Segundo AMARAL (1996), a pressão que a medida exerceu foi positiva, pois o ensino brasileiro, voltado para os exames vestibulares acabou percebendo que o desenvolvimento efetivo das habilidades de escrita seria de fundamental valor.
CAPÍTULO II
Os candidatos a uma vaga no UNI-BH receberam a prova de redação e nela havia duas propostas ou tarefas de escrita. Nelas haviam instruções que estabeleciam o que o concorrente deveria considerar para resolver seu problema de redação. Isto é, estavam estabelecidas as orientações sobre o que escrever, para quem escrever e com que objetivos a escrita deveria ser trabalhada.
Além disso, os candidatos contaram com cinco textos, extraídos do jornal "Folha de S. Paulo", referentes ao assunto central a ser dissertado pelos jovens. Esses textos jornalísticos fizeram parte do contexto da prova com a finalidade de ampliar os conhecimentos prévios dos estudantes a respeito do tema proposto, abrindo o campo de visão mesmo daqueles alheios aos atuais fatos e polêmicas em relação ao assunto. Dessa forma, eles serviram como facilitadores da tarefa, buscando favorecer a geração de ideias e planejamento da escrita (ver Anexo I).

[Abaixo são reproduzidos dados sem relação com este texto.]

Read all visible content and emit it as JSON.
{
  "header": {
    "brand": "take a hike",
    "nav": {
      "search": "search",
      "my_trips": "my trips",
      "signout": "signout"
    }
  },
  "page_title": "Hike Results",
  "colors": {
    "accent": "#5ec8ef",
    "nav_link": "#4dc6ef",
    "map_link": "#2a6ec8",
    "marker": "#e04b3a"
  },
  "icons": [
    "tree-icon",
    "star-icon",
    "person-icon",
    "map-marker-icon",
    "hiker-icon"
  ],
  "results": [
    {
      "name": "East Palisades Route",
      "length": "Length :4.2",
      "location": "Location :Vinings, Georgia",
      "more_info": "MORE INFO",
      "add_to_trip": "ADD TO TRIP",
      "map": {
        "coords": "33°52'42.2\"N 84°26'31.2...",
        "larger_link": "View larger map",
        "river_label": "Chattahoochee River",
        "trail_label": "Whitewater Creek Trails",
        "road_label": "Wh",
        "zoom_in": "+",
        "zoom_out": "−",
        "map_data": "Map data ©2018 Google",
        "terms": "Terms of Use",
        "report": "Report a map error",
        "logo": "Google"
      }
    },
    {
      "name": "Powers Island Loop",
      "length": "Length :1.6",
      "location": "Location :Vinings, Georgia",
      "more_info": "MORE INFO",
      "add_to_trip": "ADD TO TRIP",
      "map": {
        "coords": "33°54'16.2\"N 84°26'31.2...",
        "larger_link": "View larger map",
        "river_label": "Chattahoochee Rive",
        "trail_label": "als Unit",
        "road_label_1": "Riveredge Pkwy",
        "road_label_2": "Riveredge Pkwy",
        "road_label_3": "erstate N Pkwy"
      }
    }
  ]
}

As propostas trabalhadas foram as seguintes:
a) Proposta 1: Escrever uma carta ao Ministro da Saúde, Carlos Albuquerque, criticando a posição assumida por ele diante da questão. Tente convencê-lo a mudar de opinião. Para isso, não vale dizer que você é contra ou a favor, há necessidade de apresentar argumentos, exemplos, estatísticas, etc.
b) Proposta 2: escreva um texto argumentativo para a seção de Debates de um jornal (sério) de circulação nacional, confrontando os argumentos dos que são contra com aqueles usados por quem é a favor do aborto. Ao final, deixe claro com quem é possível concordar.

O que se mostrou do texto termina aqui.